BACKGROUND AND OBJECTIVE

Focal organizing pneumonia (FOP) is an uncommon disease. The etiology, and in particular the disease's relationship with infection and the incidence of idiopathic FOP, is relatively unknown. The aim of this study is to review clinical, radiological and pathological features of patients with organizing pneumonia (OP) presenting solitary lesions and to analyze possible causes.

METHODS

We retrospectively reviewed 37 surgical lung biopsy or resection cases of pathologically confirmed FOP over a period of 10 years.

RESULTS

Microscopically, 17 cases showed OP with neutrophilic infiltration or abscess, 11 with epithelioid cell granulomas or scattered multinucleated giant cells, 2 with greater eosinophilic infiltration, and the remaining 7 cases met the diagnostic criteria for pathological cryptogenic OP (COP). The 37 cases of FOP included 22 men and 15 women, aged 29-76 years, and 17 cases had a history of smoking. Cough, fever, sputum, chest or back pain and hemoptysis were the main symptoms. Seven cases were asymptomatic. The diameters of the lesions ranged from 0.2-6.0 cm (median, 3.0 cm). Fever (9/30), high-sensitivity C-reactive protein elevation (9/17) and abnormalities in pulmonary function test (8/24) existed in focal secondary OP (FSOP) patients, but these symptoms were rarely observed in focal COP (FCOP) (0/7, 1/7 and 0/7 cases, respectively).

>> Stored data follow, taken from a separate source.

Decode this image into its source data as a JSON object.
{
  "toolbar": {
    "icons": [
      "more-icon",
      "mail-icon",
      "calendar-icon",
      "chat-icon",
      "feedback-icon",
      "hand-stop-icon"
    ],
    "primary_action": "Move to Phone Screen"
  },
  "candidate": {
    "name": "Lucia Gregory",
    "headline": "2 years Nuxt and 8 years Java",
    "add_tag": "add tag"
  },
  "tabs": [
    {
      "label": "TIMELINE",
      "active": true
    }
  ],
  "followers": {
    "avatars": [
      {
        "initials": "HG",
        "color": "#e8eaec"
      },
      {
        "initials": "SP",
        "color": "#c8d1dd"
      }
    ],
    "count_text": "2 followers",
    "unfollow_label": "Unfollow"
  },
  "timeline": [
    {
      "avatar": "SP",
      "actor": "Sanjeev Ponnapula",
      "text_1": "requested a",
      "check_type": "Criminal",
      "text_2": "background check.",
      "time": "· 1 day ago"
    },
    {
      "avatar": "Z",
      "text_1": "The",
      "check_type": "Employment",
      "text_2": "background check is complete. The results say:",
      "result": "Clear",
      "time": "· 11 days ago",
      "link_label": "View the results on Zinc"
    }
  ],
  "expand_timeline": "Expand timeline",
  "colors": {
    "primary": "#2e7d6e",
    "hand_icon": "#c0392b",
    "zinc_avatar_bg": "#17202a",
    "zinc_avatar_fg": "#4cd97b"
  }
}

However, no statistically significant differences were found between the FSOP and FCOP.

CONCLUSIONS

Histologically, secondary factors exist in the majority of FOP cases. Idiopathic FOP is found in a minority. With respect to secondary FOP, acute infection and granulomatous inflammation are the main causes. Surgical resection alone appears sufficient for the management of FOP.